## Product Web Scraper - Hamish and Andy

During the Christmas holidays, my sister expressed her frustration about never being able to buy the "Lost touch with the common man" t-shirt produced by Australian radio duo Hamish and Andy as it was always out of stock. To help her catch when new stock became available, I decided to write the following Python script that could monitor its availability.

In [1]:
# Load libraries
import requests
import random
from bs4 import BeautifulSoup
import pandas as pd

I first needed to create a list of User Agents to simulate real user activity. This enabled the script to access the website without triggering the 403 Forbidden error which can be triggered when a site suspects it is being accessed by an automation rather than a real user. 

In [2]:
# create a list of user agents
userAgents = ['Mozilla/5.0 (Macintosh; Intel Mac OS X 10_15_7) AppleWebKit/605.1.15 (KHTML, like Gecko) Version/16.6 Safari/605.1.1',
              'Mozilla/5.0 (Macintosh; Intel Mac OS X 10_15_7) AppleWebKit/605.1.15 (KHTML, like Gecko) Version/17.2.1 Safari/605.1.1',
              'Mozilla/5.0 (Macintosh; Intel Mac OS X 10_15_7) AppleWebKit/605.1.15 (KHTML, like Gecko) Version/16.3 Safari/605.1.1',
              'Mozilla/5.0 (Windows NT 10.0; Win64; x64) AppleWebKit/537.36 (KHTML, like Gecko) Chrome/120.0.0.0 Safari/537.3',
              'Mozilla/5.0 (Windows NT 10.0; Win64; x64) AppleWebKit/537.36 (KHTML, like Gecko) Chrome/109.0.0.0 Safari/537.3']

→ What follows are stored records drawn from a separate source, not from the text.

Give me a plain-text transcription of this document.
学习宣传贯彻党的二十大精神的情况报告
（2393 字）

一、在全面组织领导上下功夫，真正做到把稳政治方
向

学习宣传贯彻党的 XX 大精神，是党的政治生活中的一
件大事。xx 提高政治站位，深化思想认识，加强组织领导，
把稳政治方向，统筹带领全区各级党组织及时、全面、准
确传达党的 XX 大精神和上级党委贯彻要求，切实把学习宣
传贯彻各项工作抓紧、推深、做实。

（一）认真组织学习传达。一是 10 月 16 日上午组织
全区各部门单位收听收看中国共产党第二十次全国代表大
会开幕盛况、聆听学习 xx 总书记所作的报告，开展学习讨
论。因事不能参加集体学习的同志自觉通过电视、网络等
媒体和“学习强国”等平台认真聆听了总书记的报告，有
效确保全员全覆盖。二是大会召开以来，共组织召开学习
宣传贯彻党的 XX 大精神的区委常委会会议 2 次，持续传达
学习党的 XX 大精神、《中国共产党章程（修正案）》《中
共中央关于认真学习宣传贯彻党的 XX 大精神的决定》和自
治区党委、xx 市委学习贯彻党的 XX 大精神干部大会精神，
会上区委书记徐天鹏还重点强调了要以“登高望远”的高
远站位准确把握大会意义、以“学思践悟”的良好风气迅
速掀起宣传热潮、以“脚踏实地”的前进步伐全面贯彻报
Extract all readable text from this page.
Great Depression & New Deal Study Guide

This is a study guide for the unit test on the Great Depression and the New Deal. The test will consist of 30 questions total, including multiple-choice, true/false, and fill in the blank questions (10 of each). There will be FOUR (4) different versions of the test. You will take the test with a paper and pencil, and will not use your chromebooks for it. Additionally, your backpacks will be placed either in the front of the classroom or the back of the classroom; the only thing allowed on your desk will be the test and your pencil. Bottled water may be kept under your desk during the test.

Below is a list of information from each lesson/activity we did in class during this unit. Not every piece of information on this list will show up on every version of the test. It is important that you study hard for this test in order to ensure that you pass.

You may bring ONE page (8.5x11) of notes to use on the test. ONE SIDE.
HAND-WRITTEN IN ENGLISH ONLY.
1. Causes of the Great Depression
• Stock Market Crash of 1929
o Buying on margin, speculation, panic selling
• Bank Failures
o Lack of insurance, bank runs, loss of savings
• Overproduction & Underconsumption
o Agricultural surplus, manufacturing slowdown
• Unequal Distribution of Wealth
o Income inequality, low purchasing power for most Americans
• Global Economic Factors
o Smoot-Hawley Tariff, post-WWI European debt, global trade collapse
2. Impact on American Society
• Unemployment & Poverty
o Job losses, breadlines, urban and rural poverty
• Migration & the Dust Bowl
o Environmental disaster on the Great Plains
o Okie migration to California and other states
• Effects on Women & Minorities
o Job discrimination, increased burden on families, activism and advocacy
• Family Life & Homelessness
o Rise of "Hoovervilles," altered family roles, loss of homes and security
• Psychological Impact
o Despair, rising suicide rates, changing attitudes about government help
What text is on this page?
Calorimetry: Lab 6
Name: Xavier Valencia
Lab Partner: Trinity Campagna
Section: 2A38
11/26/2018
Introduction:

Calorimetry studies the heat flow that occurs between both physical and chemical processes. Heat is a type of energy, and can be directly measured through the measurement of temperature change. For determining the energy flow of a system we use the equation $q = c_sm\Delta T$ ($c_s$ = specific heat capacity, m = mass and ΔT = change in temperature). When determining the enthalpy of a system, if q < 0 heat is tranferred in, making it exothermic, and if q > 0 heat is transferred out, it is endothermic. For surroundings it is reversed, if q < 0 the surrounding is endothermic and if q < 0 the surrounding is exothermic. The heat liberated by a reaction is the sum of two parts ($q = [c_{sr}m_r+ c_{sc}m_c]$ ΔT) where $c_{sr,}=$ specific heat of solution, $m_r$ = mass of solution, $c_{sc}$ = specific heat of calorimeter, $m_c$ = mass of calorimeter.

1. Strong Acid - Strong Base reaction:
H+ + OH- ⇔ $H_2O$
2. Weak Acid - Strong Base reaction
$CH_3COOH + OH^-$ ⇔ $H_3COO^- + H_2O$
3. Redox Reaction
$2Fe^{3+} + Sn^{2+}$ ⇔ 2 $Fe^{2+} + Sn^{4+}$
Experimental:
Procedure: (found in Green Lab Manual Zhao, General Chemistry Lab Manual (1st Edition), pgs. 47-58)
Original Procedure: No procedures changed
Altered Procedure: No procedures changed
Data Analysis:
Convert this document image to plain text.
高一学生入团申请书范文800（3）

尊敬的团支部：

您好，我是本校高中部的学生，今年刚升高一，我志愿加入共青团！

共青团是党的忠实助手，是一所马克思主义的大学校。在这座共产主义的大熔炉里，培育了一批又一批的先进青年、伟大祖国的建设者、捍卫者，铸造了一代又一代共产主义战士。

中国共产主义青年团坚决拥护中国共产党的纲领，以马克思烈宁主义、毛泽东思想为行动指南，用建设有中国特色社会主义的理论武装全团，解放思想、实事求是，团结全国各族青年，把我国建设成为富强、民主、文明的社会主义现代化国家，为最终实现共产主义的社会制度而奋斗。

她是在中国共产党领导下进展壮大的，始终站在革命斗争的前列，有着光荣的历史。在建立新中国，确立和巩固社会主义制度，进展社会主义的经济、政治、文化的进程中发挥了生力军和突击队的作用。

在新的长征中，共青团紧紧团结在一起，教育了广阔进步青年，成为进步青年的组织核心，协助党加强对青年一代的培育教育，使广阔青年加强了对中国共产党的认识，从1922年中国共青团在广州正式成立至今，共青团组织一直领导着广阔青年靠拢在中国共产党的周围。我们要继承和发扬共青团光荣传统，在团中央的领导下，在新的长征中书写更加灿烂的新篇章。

# select a random user agent and access website
website = "https://hamishandandy.com/shop/"
html_data = requests.get(website, headers={'User-Agent': random.choice(userAgents)})

Using the developer tools available in any browser, I identified the HTML elements that define each product and their in-stock status. I then created a BeautifulSoup object to parse the HTML code and locate these elements, outputting a list of all items and their availability.

In [15]:
# Parse HTML Code
# create beautiful soup object
soup = BeautifulSoup(html_data.content, "html.parser")

shop_elements = soup.find_all("div", class_="c-product-tile__wrap")
#print(shop_elements)

# create lists to store product names and 'in stock' information
product_list = []
stock_list = []

# iterate through the shop elements extracting product names and checking if the soldout tag exists
# append this information to the relevant lists
for element in shop_elements:
    product_element = element.find_all("h5")
    stock_element = element.find_all("span", class_="soldout-tag")
    product_text = product_element[0].text
    product_list.append(product_text)
    stock_text = stock_element[0].text if stock_element else "available"
    stock_list.append(stock_text)

# create dataframe using list information
product_data = pd.DataFrame({"Product": product_list, "In Stock": stock_list})

# adjust formatting of the output
# align text to left
styled_df = product_data.style.set_properties(**{'text-align': 'left'}).set_table_styles([{
    'selector': 'th',
    'props': [('text-align', 'left')]
}])
# hide index
styled_df.hide(axis='index')


Product,In Stock
‘I will never mention Mr Ralph’ Grey Tee,available
‘Must Be Very Nice’ Baseball Style Hat,available
‘Must Be Very Nice’ Dad Style Hat,available
‘Must Be Very Nice’ Bucket Hat Yellow with Blue Embroidery,available
‘Must Be Very Nice’ Tee Glacier Blue with Yellow Print,available
Power Moves book Vol 2 (exciting low-cost edition),available
‘Must Be Nice’ Baseball Style Hat,sold out
‘Must Be Nice’ Dad Style Hat,available
Lost Touch Tee Navy with Gold Embroidery,available
In Touch Tee Navy with Tarnished Bronze Print,available


This script can be scheduled to automatically run each day using Crontab (for Mac).